In seiner geschützten Funktion als GEW-Vertrauensmann sagt er auch, was viele denken, aber nur hinter vorgehaltener Hand sagen: „Wir werden hier als Resterampe betrachtet, als Endstation für Schülerinnen und Schüler, um die sich sonst niemand mehr kümmern will. Und dann werden wir auch noch als Lehrer zweiter Klasse behandelt und bezahlt! Diese Ungerechtigkeit wollen wir nicht akzeptieren!“

Nach der Besoldungsstufe A12 ist Schluss

Worum es geht: Für Lehrkräfte an Werkrealschulen ist nach der Besoldungsstufe A12 Schluss.

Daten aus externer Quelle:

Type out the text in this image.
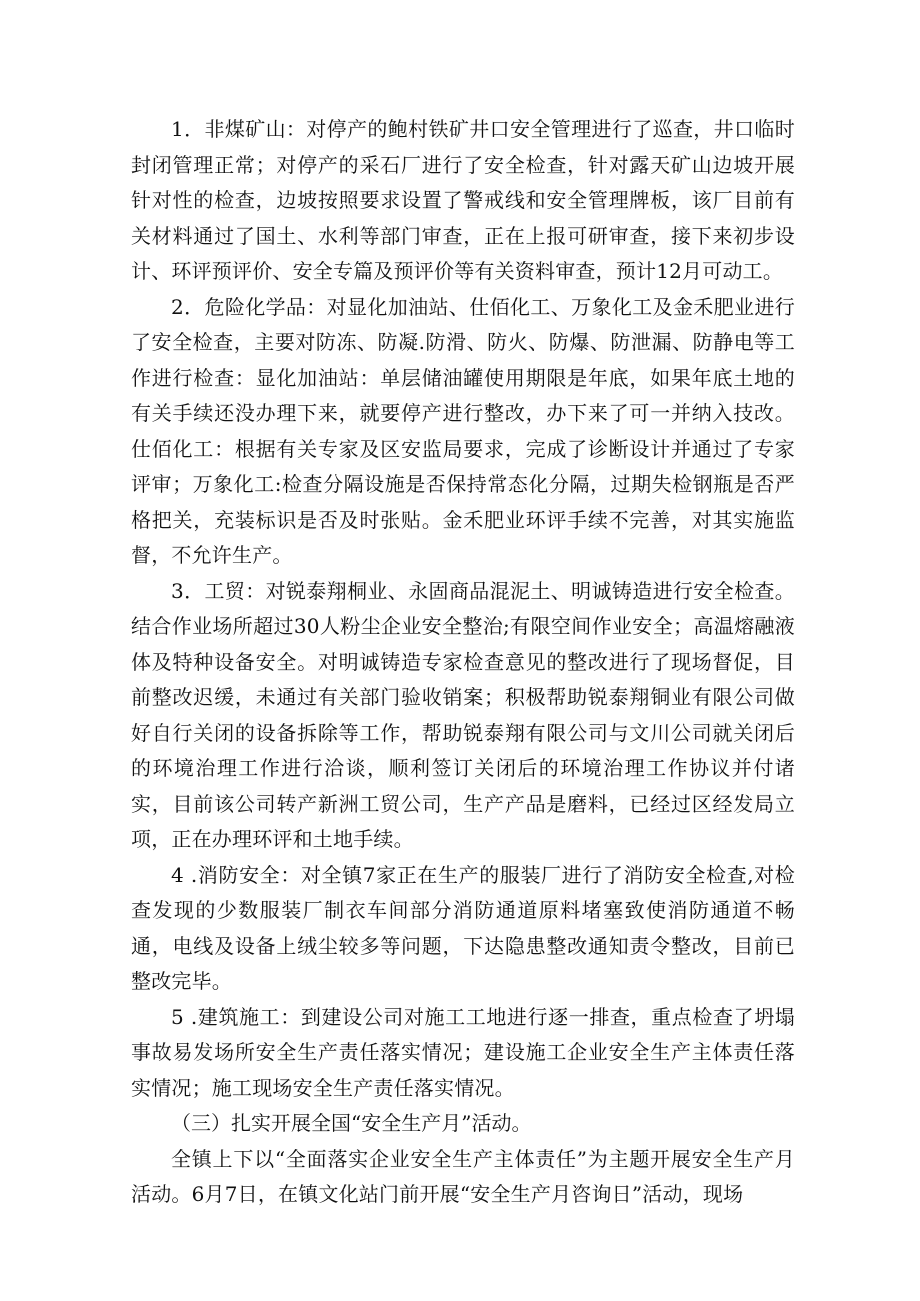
1．非煤矿山：对停产的鲍村铁矿井口安全管理进行了巡查，井口临时封闭管理正常；对停产的采石厂进行了安全检查，针对露天矿山边坡开展针对性的检查，边坡按照要求设置了警戒线和安全管理牌板，该厂目前有关材料通过了国土、水利等部门审查，正在上报可研审查，接下来初步设计、环评预评价、安全专篇及预评价等有关资料审查，预计12月可动工。

2．危险化学品：对显化加油站、仕佰化工、万象化工及金禾肥业进行了安全检查，主要对防冻、防凝.防滑、防火、防爆、防泄漏、防静电等工作进行检查：显化加油站：单层储油罐使用期限是年底，如果年底土地的有关手续还没办理下来，就要停产进行整改，办下来了可一并纳入技改。仕佰化工：根据有关专家及区安监局要求，完成了诊断设计并通过了专家评审；万象化工:检查分隔设施是否保持常态化分隔，过期失检钢瓶是否严格把关，充装标识是否及时张贴。金禾肥业环评手续不完善，对其实施监督，不允许生产。

3．工贸：对锐泰翔桐业、永固商品混泥土、明诚铸造进行安全检查。结合作业场所超过30人粉尘企业安全整治;有限空间作业安全；高温熔融液体及特种设备安全。对明诚铸造专家检查意见的整改进行了现场督促，目前整改迟缓，未通过有关部门验收销案；积极帮助锐泰翔铜业有限公司做好自行关闭的设备拆除等工作，帮助锐泰翔有限公司与文川公司就关闭后的环境治理工作进行洽谈，顺利签订关闭后的环境治理工作协议并付诸实，目前该公司转产新洲工贸公司，生产产品是磨料，已经过区经发局立项，正在办理环评和土地手续。

4 .消防安全：对全镇7家正在生产的服装厂进行了消防安全检查,对检查发现的少数服装厂制衣车间部分消防通道原料堵塞致使消防通道不畅通，电线及设备上绒尘较多等问题，下达隐患整改通知责令整改，目前已整改完毕。

5 .建筑施工：到建设公司对施工工地进行逐一排查，重点检查了坍塌事故易发场所安全生产责任落实情况；建设施工企业安全生产主体责任落实情况；施工现场安全生产责任落实情况。

（三）扎实开展全国“安全生产月”活动。

全镇上下以“全面落实企业安全生产主体责任”为主题开展安全生产月活动。6月7日，在镇文化站门前开展“安全生产月咨询日”活动，现场
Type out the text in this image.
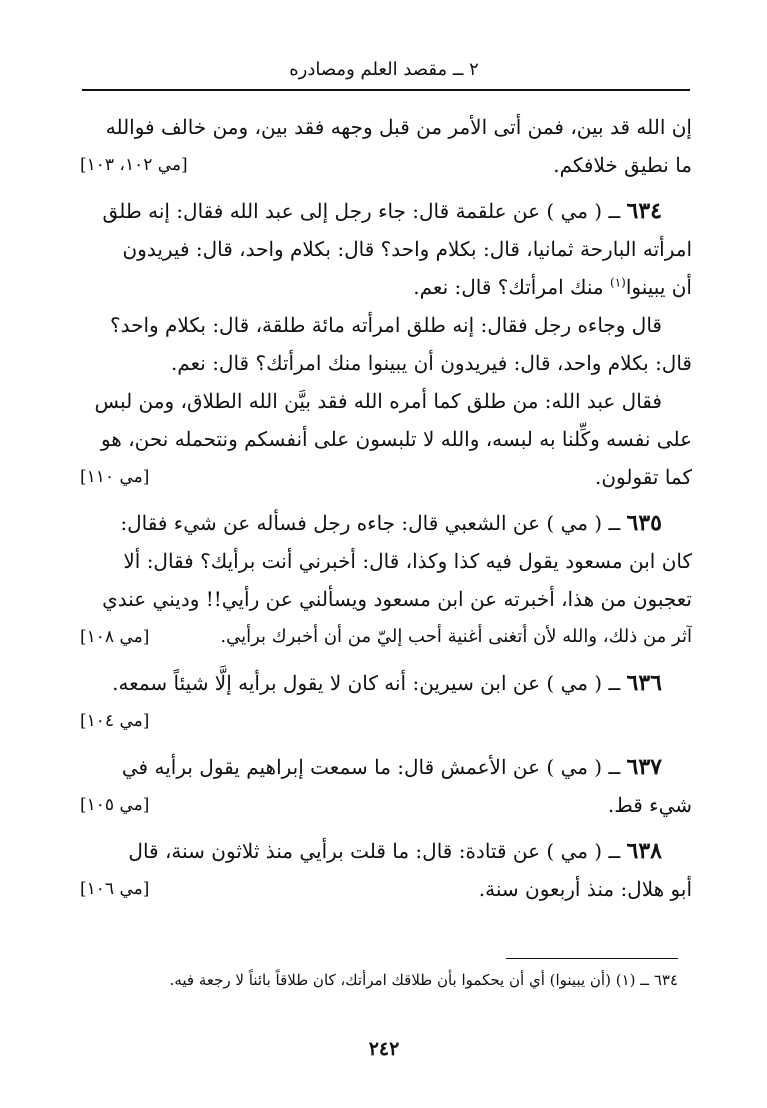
٢ ــ مقصد العلم ومصادره
إن الله قد بين، فمن أتى الأمر من قبل وجهه فقد بين، ومن خالف فوالله
ما نطيق خلافكم.
[مي ١٠٢، ١٠٣]
٦٣٤ ــ ( مي ) عن علقمة قال: جاء رجل إلى عبد الله فقال: إنه طلق
امرأته البارحة ثمانيا، قال: بكلام واحد؟ قال: بكلام واحد، قال: فيريدون
أن يبينوا$^{(١)}$ منك امرأتك؟ قال: نعم.
قال وجاءه رجل فقال: إنه طلق امرأته مائة طلقة، قال: بكلام واحد؟
قال: بكلام واحد، قال: فيريدون أن يبينوا منك امرأتك؟ قال: نعم.
فقال عبد الله: من طلق كما أمره الله فقد بيَّن الله الطلاق، ومن لبس
على نفسه وكِّلنا به لبسه، والله لا تلبسون على أنفسكم ونتحمله نحن، هو
كما تقولون.
[مي ١١٠]
٦٣٥ ــ ( مي ) عن الشعبي قال: جاءه رجل فسأله عن شيء فقال:
كان ابن مسعود يقول فيه كذا وكذا، قال: أخبرني أنت برأيك؟ فقال: ألا
تعجبون من هذا، أخبرته عن ابن مسعود ويسألني عن رأيي!! وديني عندي
آثر من ذلك، والله لأن أتغنى أغنية أحب إليّ من أن أخبرك برأيي.
[مي ١٠٨]
٦٣٦ ــ ( مي ) عن ابن سيرين: أنه كان لا يقول برأيه إلَّا شيئاً سمعه.
[مي ١٠٤]
٦٣٧ ــ ( مي ) عن الأعمش قال: ما سمعت إبراهيم يقول برأيه في
شيء قط.
[مي ١٠٥]
٦٣٨ ــ ( مي ) عن قتادة: قال: ما قلت برأيي منذ ثلاثون سنة، قال
أبو هلال: منذ أربعون سنة.
[مي ١٠٦]
٦٣٤ ــ (١) (أن يبينوا) أي أن يحكموا بأن طلاقك امرأتك، كان طلاقاً بائناً لا رجعة فيه.
٢٤٢
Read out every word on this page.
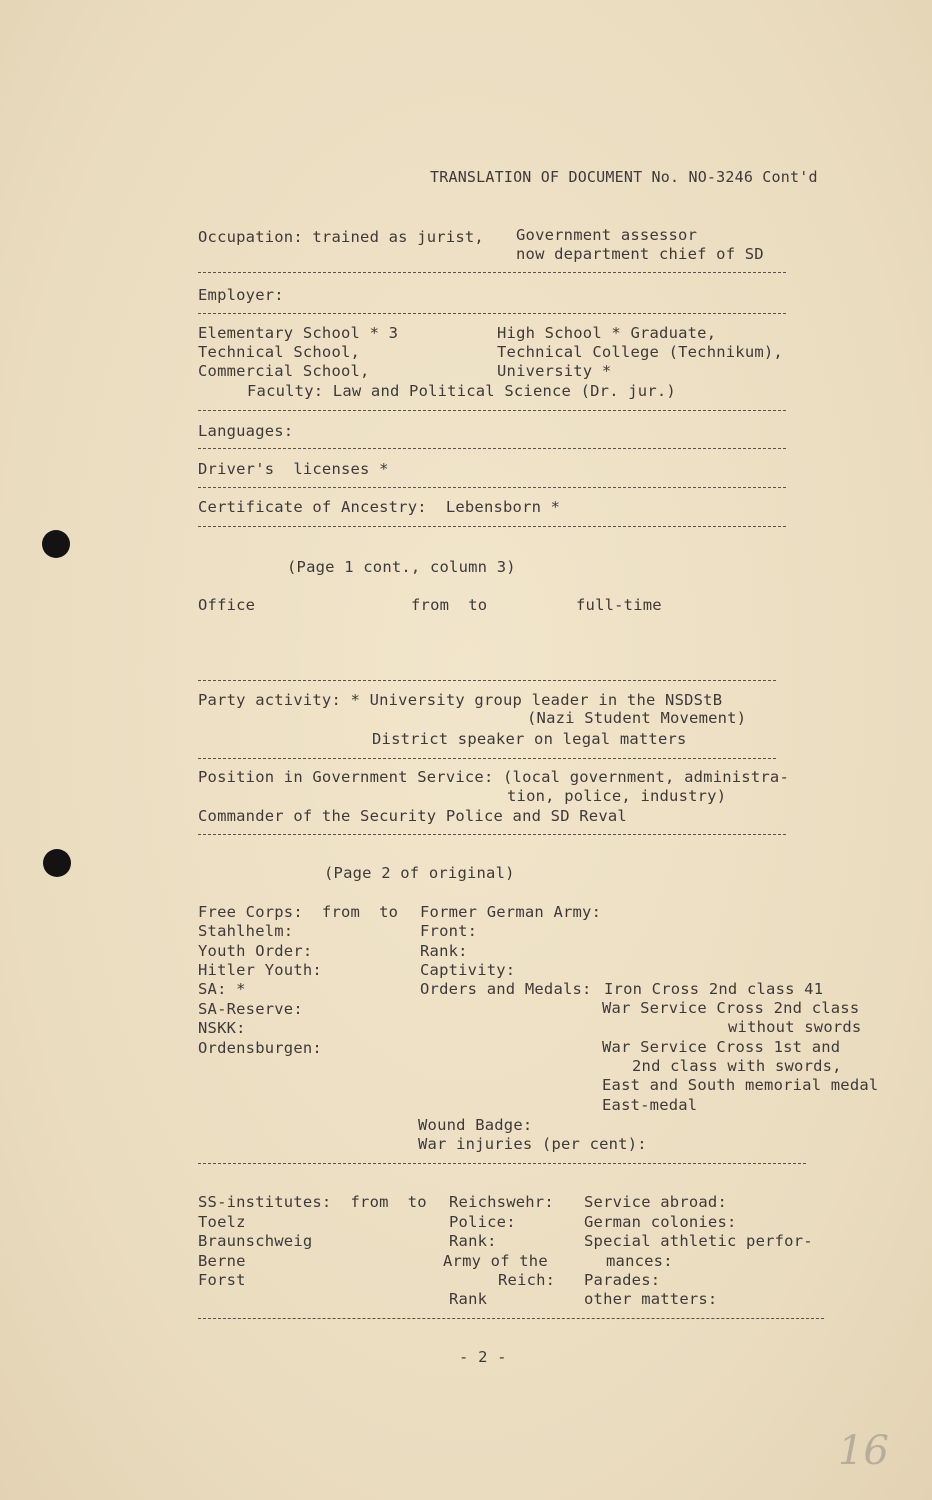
TRANSLATION OF DOCUMENT No. NO-3246 Cont'd
Occupation: trained as jurist, Government assessor
now department chief of SD
Employer:
Elementary School * 3
Technical School,
Commercial School,
High School * Graduate,
Technical College (Technikum),
University *
Faculty: Law and Political Science (Dr. jur.)
Languages:
Driver's  licenses *
Certificate of Ancestry:  Lebensborn *
(Page 1 cont., column 3)
Office	from  to	full-time
Party activity: * University group leader in the NSDStB
(Nazi Student Movement)
District speaker on legal matters
Position in Government Service: (local government, administra-
tion, police, industry)
Commander of the Security Police and SD Reval
(Page 2 of original)
Free Corps:  from  to
Stahlhelm:
Youth Order:
Hitler Youth:
SA: *
SA-Reserve:
NSKK:
Ordensburgen:
Former German Army:
Front:
Rank:
Captivity:
Orders and Medals: Iron Cross 2nd class 41
War Service Cross 2nd class
without swords
War Service Cross 1st and
2nd class with swords,
East and South memorial medal
East-medal
Wound Badge:
War injuries (per cent):
SS-institutes:  from  to
Toelz
Braunschweig
Berne
Forst
Reichswehr:
Police:
Rank:
Army of the
Reich:
Rank
Service abroad:
German colonies:
Special athletic perfor-
mances:
Parades:
other matters:
- 2 -
16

Sie wollen aber A13, wie Realschullehrer, Sonderschulpädagogen und Lehrkräfte von Gemeinschaftsschulen. Das macht, je nach Dienstjahren, einen Unterschied von bis zu 500 Euro im Monat. Frisch von Studium und Referendariat kommende Kollegen bekommen auch bereits A13: „Sie bekommen es sogar schon im Referendariat“, sagt Doro Moritz, die Landesvorsitzende der GEW. Das führe zu der „absurden Situation, dass junge, mit A13 besoldete Kolleginnen und Kollegen von Dienstälteren ausgebildet werden, die A12 bekommen und keine Chance auf A13 haben. Mal von der Ungleichbezahlung im Kollegium abgesehen. Bei gleicher Arbeit! Das können wir, das dürfen wir nicht akzeptieren“.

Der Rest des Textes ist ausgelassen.